On December 27-30 I played in the Pan-American Intercollegiate Chess Championship. I was on the University of Texas at Dallas A team. In each round we played a 4-board match against a team from some other university, or in the case of round 5, our own B team. The pairings were determined by the Swiss System, but with teams instead of individuals. As a team we scored 4 wins and two draws. Personally I scored 3.5/4.
The only really tough match I played in was round 6, but it provided plenty of excitement. Our opponents from Webster University made history with a team that vastly outrated any college team ever seen before. Webster's lineup in the final round boasted an average FIDE rating of 2640. The team would have been seeded 18th in the 2012 Olympiad, just ahead of Spain. But UTD is no joke either; we also had a 4-GM lineup.
The first result in the match was an early repetition draw in the game between Valentin Yotov (UTD) and Wesley So (Webster) on the first board. Next came a victory for UTD, with a smooth attacking win by Julio Sadorra against Fidel Corrales. But then Ray Robson equalized the score, managing to win a drawn rook ending against Cristian Chirila. So my game was the last remaining and would determine the result of the match.
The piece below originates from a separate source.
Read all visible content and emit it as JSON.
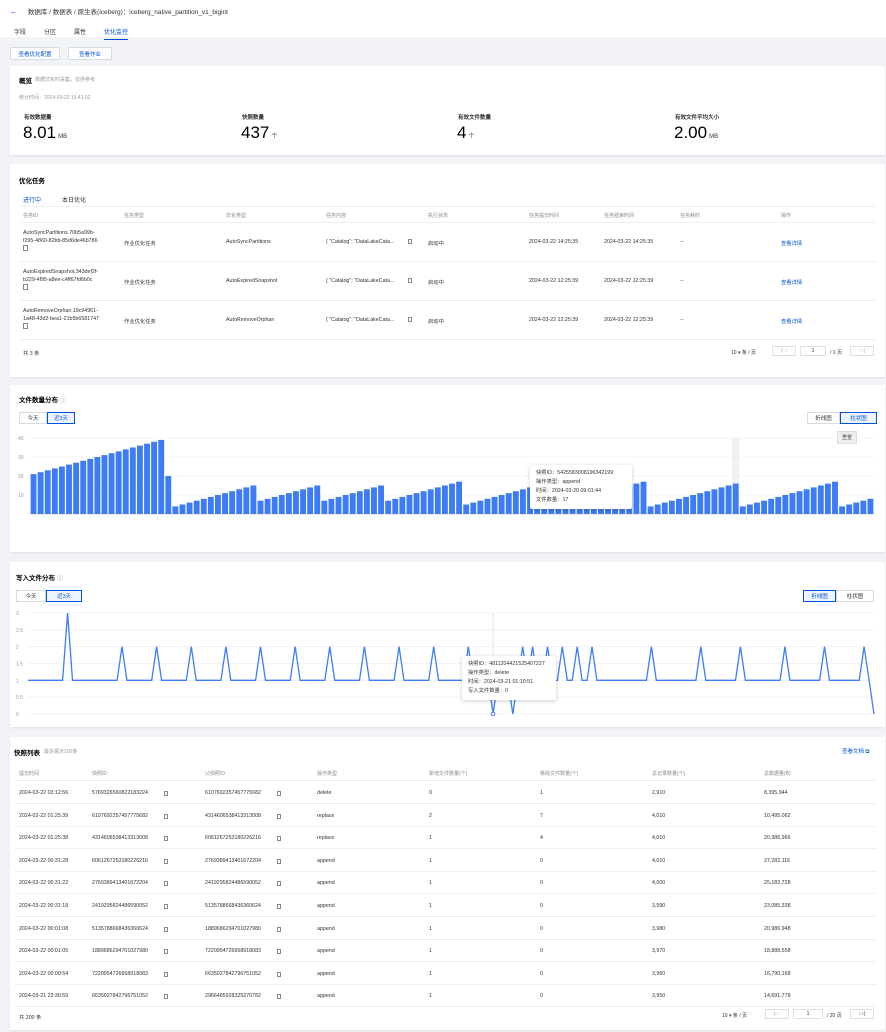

On Board 4 I faced the German Grandmaster Georg Meier. We traded a lot of pieces fairly early in the game, and by move 27 an endgame arose where he had a bishop and a knight versus my two knights. I thought it should be possible for Black to hold the ending. However, my knights proved very clumsy, never finding any good squares. Meier, on the other hand, displayed excellent endgame technique. By move 40 it was clear that I was losing.
On move 53 my opponent finally made an inaccurate move that gave me a chance to fight back. After Bxd7 Kxd7 Kc5, White is able to invade with his king while keeping the knight on d3 where it protects all the important pawns. In the game, he had to allow one of his pawns to be captured, giving me a little counterplay, although White was still winning.
The final critical moment came on move 69. In time pressure, Meier chose to promote his pawn, which turned out to be too straightforward and gave away the win. After the game my teammates demonstrated how White could have won by waiting for an appropriate moment to deflect the black knight from d7. They found an elegant line: 69. g4 Ke5 70. Ne3 Kf4 71. Nd5+ Kg5 72. Ka8! with zugzwang.
My draw also resulted in a draw for the team and secured a share of first place. A total of 5 teams scored 5/6. The order of tiebreaks was: UT Dallas A, Webster B, University of Maryland Baltimore County, Webster A (the team we were playing), University of Illinois. Thus, UTD went home with the first place trophy.